We had one of these at work which was running OpenWRT 18.06.1. Somebody messed with it and in the end did a firstboot reset through a serial connection just to make the box responsive to login attempts again and then tried uploading a config backup which was made before the trouble started. Unfortunately, the config backup didn’t get everything working again. Specifically, the biggest problem seems to be the PPPoE connection from the WAN port to the DSL modem in bridge mode isn’t working. I suspect that certain packages may have been installed by the person who set it up to get everything working just right and those packages were wiped out by the firstboot reset. There was a warning about that being a possibility before the reset was done. Without those packages installed I’m thinking the config backup isn’t able to correctly restore all settings. Might there be a guide someplace for setting up OpenWRT on this particular box? I tried searching for one but had no luck. I thought maybe I could find a list of steps taken and packages needed to be installed by a user that I could use to have the box working again. Maybe a guide for a different but similar box was used?

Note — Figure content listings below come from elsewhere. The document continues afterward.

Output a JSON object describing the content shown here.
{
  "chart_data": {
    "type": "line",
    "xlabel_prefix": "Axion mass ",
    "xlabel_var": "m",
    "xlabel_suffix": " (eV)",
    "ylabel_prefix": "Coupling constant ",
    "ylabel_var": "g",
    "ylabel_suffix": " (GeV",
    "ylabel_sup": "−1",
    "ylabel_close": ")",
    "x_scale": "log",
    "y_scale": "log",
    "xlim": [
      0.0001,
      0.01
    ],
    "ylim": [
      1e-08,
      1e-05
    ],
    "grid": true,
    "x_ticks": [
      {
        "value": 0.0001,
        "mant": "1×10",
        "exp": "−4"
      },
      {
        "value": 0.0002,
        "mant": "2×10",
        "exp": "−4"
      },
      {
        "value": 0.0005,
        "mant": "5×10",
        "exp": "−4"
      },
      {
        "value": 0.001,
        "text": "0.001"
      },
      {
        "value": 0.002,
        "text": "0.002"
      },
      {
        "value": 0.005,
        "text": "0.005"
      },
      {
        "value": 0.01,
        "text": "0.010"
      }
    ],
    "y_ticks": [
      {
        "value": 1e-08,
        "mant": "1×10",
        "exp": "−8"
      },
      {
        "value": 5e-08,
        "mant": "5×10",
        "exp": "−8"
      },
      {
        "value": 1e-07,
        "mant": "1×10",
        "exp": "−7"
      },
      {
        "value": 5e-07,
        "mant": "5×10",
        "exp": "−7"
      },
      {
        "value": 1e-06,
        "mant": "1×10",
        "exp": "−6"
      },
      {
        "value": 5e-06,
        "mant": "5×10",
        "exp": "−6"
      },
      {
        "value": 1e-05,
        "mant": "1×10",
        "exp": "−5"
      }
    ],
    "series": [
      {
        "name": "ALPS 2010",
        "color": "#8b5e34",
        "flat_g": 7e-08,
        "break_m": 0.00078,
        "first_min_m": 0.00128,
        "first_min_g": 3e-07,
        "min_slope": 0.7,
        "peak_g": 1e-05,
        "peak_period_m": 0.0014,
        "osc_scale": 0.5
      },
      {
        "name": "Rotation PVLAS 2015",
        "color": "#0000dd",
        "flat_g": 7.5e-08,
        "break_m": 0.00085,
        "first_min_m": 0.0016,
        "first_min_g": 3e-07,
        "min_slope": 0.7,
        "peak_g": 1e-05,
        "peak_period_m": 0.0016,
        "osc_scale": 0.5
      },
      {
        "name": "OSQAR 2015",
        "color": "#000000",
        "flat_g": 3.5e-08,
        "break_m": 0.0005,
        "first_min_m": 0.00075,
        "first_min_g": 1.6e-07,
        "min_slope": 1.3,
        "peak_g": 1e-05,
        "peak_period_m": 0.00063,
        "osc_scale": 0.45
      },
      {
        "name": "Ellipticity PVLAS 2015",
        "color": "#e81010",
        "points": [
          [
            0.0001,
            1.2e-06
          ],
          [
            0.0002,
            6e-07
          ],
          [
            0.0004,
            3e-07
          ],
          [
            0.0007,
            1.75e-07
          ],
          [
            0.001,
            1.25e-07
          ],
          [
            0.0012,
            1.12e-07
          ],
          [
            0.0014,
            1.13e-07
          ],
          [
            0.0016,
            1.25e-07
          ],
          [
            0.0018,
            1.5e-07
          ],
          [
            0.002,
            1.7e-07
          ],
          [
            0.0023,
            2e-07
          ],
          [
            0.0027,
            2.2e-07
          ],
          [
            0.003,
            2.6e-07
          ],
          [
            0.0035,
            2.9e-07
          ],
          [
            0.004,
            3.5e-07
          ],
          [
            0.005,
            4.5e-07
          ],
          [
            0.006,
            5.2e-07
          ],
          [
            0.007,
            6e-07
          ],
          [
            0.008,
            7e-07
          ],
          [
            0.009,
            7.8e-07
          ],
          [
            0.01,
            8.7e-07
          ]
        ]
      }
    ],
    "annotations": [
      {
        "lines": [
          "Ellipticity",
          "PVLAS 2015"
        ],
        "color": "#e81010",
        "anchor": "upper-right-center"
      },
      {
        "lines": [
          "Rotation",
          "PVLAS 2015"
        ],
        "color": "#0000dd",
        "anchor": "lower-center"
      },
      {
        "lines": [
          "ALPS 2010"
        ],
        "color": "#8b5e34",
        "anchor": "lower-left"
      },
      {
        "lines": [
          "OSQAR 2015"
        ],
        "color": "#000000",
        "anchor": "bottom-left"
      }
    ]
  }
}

There are only 2 WatchGuard devices supported on official OpenWRT…
WatchGuard provides their own version of OpenWRT on some of their devices.
I would check their site…
The box I’m trying to get info about seems to be running the x86 or x86-64 version of OpenWRT, a generic firmware I think. Those two listed devices appear to have different processors. I tried going to Watchguard’s site to see what downloads they offer for the box but their downloads page for that particular model, 510, is missing. I sent them a support ticket about it.
If you can SSH in to the device, do the following…
Run this set of commands all at once…
ubus call system board; uci export network; uci export wireless; uci export dhcp; uci export firewall; head -n -0 /etc/firewall.user; ip -4 addr ; ip -4 ro li tab all ; ip -4 ru; ip -6 addr ; ip -6 ro li tab all ; ip -6 ru; ls -l /etc/resolv.* /tmp/resolv.* /tmp/resolv./ ; head -n -0 /etc/resolv.* /tmp/resolv.* /tmp/resolv./*
Copy and paste the output to a text file.
Then run…
opkg list-installed
Copy and paste the output to a text file.
Note: Redact any passwords, MAC addresses, and public IPs.
Post on Google Drive, Dropbox, OneDrive, etc.
Make the link to the files shared and downloadable.